Amal - Un esprit libre. Jawal Rhalib.

Le cinéma s’invite beaucoup en ce moment dans les lieux d’éducation : en France où « Pas de vague » a été tourné, en Allemagne avec «  La salle des profs ». 
Ce film belge va au-delà des murs.
Mila harcelée, déscolarisée, Samuel Paty - et comment s’appelait-il ce prof ? - Dominique Bernard, assassinés, reviennent dans nos mémoires lorsque pendant 2 h de fiction aux allures de documentaire, s’affrontent liberté et obscurantisme, évitant cependant tout manichéisme.

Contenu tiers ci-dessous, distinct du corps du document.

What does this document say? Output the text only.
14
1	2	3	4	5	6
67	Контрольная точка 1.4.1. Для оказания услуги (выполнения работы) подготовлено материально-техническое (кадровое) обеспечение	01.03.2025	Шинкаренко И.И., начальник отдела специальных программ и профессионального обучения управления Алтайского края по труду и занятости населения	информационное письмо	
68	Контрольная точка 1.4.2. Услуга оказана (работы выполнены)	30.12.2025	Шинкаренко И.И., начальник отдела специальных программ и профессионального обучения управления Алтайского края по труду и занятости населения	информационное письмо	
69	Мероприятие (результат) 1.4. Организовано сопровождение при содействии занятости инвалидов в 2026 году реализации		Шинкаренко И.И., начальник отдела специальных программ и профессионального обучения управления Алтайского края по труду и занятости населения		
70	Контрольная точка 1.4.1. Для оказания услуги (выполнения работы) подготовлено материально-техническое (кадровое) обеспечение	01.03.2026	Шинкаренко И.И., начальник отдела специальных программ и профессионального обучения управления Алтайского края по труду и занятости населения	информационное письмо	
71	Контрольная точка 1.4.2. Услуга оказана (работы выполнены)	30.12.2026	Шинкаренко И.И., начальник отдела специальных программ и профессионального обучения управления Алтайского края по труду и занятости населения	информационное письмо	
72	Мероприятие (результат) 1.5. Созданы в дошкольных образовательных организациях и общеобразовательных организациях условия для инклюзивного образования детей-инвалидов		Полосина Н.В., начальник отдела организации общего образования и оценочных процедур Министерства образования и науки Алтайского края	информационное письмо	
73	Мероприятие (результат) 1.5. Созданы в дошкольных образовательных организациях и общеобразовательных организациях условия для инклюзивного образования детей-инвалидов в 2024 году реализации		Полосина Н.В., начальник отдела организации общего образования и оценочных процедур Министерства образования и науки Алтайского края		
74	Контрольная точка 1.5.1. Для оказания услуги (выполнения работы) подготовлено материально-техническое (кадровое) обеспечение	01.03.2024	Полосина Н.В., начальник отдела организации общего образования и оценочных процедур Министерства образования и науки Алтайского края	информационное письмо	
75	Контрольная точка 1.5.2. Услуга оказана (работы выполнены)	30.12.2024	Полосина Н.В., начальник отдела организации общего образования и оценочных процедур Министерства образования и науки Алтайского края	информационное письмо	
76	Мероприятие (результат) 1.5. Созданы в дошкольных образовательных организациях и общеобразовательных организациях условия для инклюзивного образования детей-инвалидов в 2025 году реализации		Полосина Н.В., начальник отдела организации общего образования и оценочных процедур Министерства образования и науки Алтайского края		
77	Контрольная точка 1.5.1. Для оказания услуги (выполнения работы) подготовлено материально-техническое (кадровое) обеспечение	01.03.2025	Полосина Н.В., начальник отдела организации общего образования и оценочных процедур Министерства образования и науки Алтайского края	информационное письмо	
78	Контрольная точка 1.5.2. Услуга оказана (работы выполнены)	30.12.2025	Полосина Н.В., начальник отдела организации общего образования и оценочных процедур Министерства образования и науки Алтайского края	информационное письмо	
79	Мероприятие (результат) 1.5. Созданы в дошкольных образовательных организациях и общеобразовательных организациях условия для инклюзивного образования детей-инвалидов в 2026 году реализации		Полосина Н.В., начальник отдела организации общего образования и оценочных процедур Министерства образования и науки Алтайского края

Les coups de poignard sont malheureusement vraisemblables de même que la « Taqiya » d’un néo converti en costume cravate aux doucereuses paroles, camouflant sa délétère influence, tel un Tarik Ramadan.
Ce film, riche de sujets civilisationnels brûlants, traite de l’intolérance des intégristes musulmans dont sont victimes en premier lieu les modérés, de l’homophobie, du rôle des réseaux sociaux, et de la digue fragile que constitue la laïcité.
Une prof, jouée par l’énergique Lubna Azabal
ne s’en laisse pas compter par des parents aux pouvoirs disproportionnés, elle propose à ses élèves un poème du VIII°siècle d’Abû Nuwâs qui met le feu aux poudres : 
« Cinq fois par jour je fais pieusement mes prières.
 Docile, je confesse l’Unité de Dieu. 
Je fais mes ablutions lorsqu’il me faut les faire. 
Je ne repousse pas l’humble nécessiteux. 
Une fois l’an, j’observe tout un mois de jeûne. 
Je me tiens à distance de tous les faux dieux.
 Il est vrai, cependant, que point ne suis bégueule 
 et que j’accepte un verre quand il est en jeu. » 
Investie totalement dans sa tâche émancipatrice, Amal apparait malheureusement comme une héroïne assez esseulée, et lorsqu’elle dit : « dans ma classe Hallah n’a rien à faire » elle sait bien que dans le cours voisin de religion jusque là obligatoire en Belgique, le salafisme s’impose dans bien des têtes, protégé par de vagues « pas de vague » qui éclaboussent au-delà de l’administration, chaque acteur éducatif.